The only way to make it really work as a memorable afternoon is to have all of the above things in excess. Most of it isn't too hard to figure out and has nothing to do with what we do here, so you are on your own. What we can help you out with, though, is the gambling.
There are a few different kinds of gambling that you pretty much have to do on the Super Bowl regardless of whether they offer any real value or not - ad they almost certainly won't. First, you have to check the Super Bowl odds, pick a side and put some money down. You can't have any bragging rights at all if you didn't make a bet to back your opinion. Next, you need to bet a few props - and the crazier the better. You get extra points here if the props you bet on involve absolutely no skill whatsoever - like betting on the coin toss, or how long the national anthem will be. Finally, you need to have a way to gamble with all of the people you are watching the game with. Because most of those people likely won't know much about football - and it goes without saying that none will know as much as you - you need to find a way to gamble which gives people a good chance of winning regardless of their knowledge, and one that isn't particularly expensive. The best way to do that is a Super Bowl square pool.

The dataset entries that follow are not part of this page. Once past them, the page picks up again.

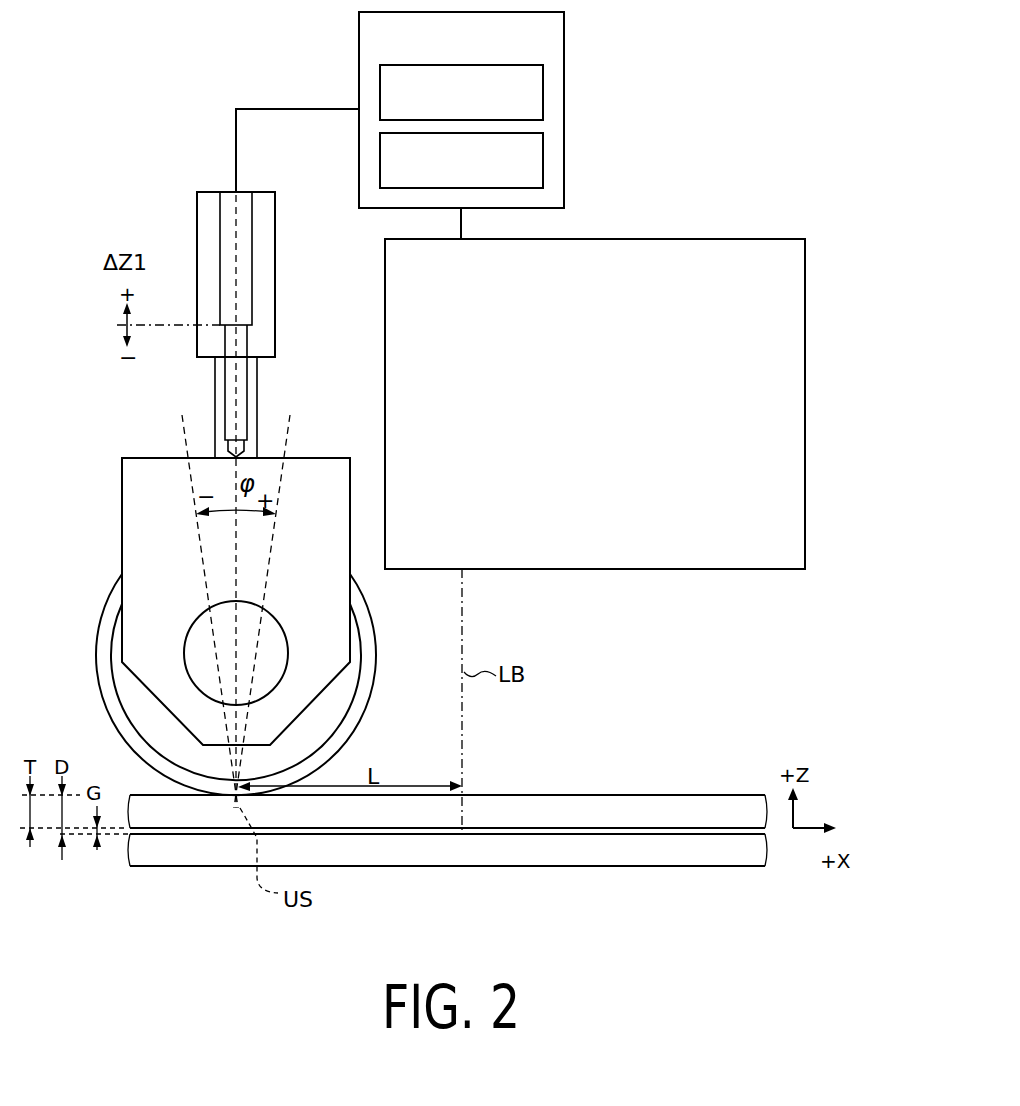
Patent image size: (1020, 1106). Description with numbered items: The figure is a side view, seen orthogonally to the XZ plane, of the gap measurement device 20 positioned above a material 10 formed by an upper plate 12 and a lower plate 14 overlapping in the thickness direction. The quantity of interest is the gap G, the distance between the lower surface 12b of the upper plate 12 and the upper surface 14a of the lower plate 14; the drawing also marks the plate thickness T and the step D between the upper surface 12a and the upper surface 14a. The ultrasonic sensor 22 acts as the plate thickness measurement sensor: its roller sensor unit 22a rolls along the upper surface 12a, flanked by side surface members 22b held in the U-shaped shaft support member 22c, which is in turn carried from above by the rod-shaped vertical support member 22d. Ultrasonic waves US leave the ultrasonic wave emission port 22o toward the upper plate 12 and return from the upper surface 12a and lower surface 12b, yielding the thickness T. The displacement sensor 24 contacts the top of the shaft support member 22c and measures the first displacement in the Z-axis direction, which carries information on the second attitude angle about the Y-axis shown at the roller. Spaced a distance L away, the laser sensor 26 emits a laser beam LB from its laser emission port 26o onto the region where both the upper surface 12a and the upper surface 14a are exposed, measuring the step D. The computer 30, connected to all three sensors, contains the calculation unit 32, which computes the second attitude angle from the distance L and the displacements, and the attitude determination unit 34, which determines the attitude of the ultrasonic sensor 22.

The material 10 is at (722, 782).
The upper plate 12 is at (680, 812).
The upper surface of the upper plate 12a is at (633, 796).
The lower surface of the upper plate 12b is at (578, 832).
The lower plate 14 is at (731, 848).
The upper surface of the lower plate 14a is at (604, 836).
The gap measurement device 20 is at (114, 94).
The ultrasonic sensor 22 is at (82, 678).
The roller sensor unit 22a is at (104, 605).
The side surface members 22b is at (145, 702).
The shaft support member 22c is at (120, 465).
The vertical support member 22d is at (262, 270).
The ultrasonic wave emission port 22o is at (237, 797).
The displacement sensor 24 is at (232, 383).
The laser sensor 26 is at (668, 253).
The laser emission port 26o is at (463, 573).
The computer 30 is at (565, 16).
The calculation unit 32 is at (544, 91).
The attitude determination unit 34 is at (544, 158).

This isn't a difficult concept. You start by drawing a 10 x 10 grid on a piece of paper - in other words, a square that is split into 100 smaller squares. Next, you determine a price for each square based on the number of people that are going to be at your Super Bowl party and how cheap your friends are. You could charge people 25 cents a square if they are really cheap. A dollar per square is pretty standard, though, an you could go as high as you want. Each time a person buys a Super Bowl square they get to write their name on it, and you keep selling squares until they are all gone or until the game is about to start.
Now you have to figure out what the squares mean. First, by flipping a coin you can determine which team is represented by the left side of the large square, and which team is represented by the top side. Next, you need to draw numbers from a hat to randomly draw a number from 0-9 for each row for the team on the left side of the square, and then you need to do it all over again to assign a number for each column for the team on the top. Once you have that done you are all set.
Now the fun begins. The digits you have drawn represent the last digit of the score of each team at different points of the game - usually the end of each quarter and the final score. For example, if the the score is 24-17 for the Saints at halftime then the winner would be the person who has the square Which is the intersection of New Orleans 4 and Indianapolis 7. You can split the total prize pool up how ever you want, but typically people will do something like 20 percent for the winner of each of the first three quarters, and 40 percent for the final score winner. If you make your square on a big piece of paper so that people can see it throughout the game then it can increase the trash talk and the suspense ans people see their dreams realized or crushed.
Some people will tell you that you can fill in the number on both sides of the big square before you sell the small squares. You theoretically can, but there is a big problem with this - people with a bit of knowledge have an advantage. Anyone who does any sports betting, or anyone with half a brain, is going to know that some numbers are more likely than others. Seven and three are more likely to be the last digits of the first quarter than eight, for example. Setting it up so that more experienced bettors will have an edge entirely defeats the purpose of this kind of gambling - it's all about random, dumb luck.